Kseniia Chystiakova, son mari Ehsan Farid et leur petit garçon Iliia vivent à Winnipeg depuis maintenant trois mois. La famille qui résidait dans la banlieue de Kiev a vécu de près l’inimaginable. Une expérience qui laisse des marques qui ne s’estompent jamais complètement, mais que la perspective d’une nouvelle vie apaise.
Par Hugo BEAUCAMP
Le 9 septembre, Kseniia Chystiakova aurait souhaité pouvoir enfin poser ses valises, seulement voilà, sur les cinq bagages enregistrés à l’aéroport international de Hanovre Langenhagen en Allemagne, aucun n’est arrivé à Winnipeg.
« Nous étions au courant des problèmes rencontrés par les aéroports cet été, alors heureusement nous avions prévu un bagage en cabine. » Toute fraîchement arrivée, elle précise que la compagnie Air Canada leur a fait livrer leurs affaires deux jours plus tard. Plus de peur que de mal donc, mais cette expérience lui a permis de réaliser une chose :
« Moi qui suis d’ordinaire si stressée, si une péripétie comme celle-là m’était arrivée un an plus tôt j’aurais complètement paniqué. Mais après ce qu’on a vécu en Ukraine ça ne m’a même pas chamboulée. Même Ehsan, mon mari, était surpris. » Vivre ce que la famille a vécu au cours des neuf derniers mois, ça aide à remettre les choses en perspective. « Mon attitude a changé depuis que je suis ici », conclut-elle.
| Le début du cauchemar
Kseniia et sa famille vivaient dans la banlieue de Kiev, l’une des villes prise pour cible le jour du déclenchement de l’invasion russe, et la mère de famille se souvient très clairement des attaques dévastatrices dont elle a été témoin.
« Dans les premières heures qui ont suivi l’attaque, nous avons récupéré mes parents et quitté la maison pour se réfugier à l’ouest du pays.

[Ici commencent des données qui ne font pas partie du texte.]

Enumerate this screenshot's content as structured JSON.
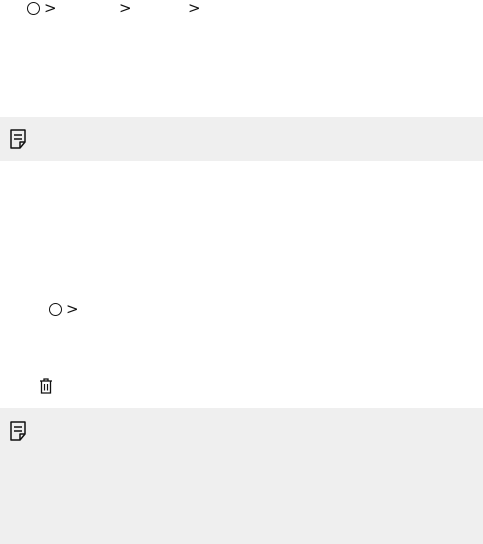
{
  "breadcrumb_top": {
    "icon": "home-circle-icon",
    "separators": [
      ">",
      ">",
      ">"
    ]
  },
  "note_box_1": {
    "icon": "note-icon"
  },
  "breadcrumb_mid": {
    "icon": "home-circle-icon",
    "separator": ">"
  },
  "delete_row": {
    "icon": "trash-icon"
  },
  "note_box_2": {
    "icon": "note-icon"
  },
  "colors": {
    "note_background": "#efefef",
    "icon_stroke": "#111111"
  }
}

Des hélicoptères survolaient et lançaient des missiles au-dessus de chez nous! Que cela arrive au 21e siècle en Europe, alors que nous avons de la famille et des amis en Russie, on n’arrivait pas à y croire. » Encore loin de s’imaginer les proportions de ce à quoi elle vient d’assister, la famille, convaincue que les choses se tasseraient au bout de quelques jours patiente à l’ouest.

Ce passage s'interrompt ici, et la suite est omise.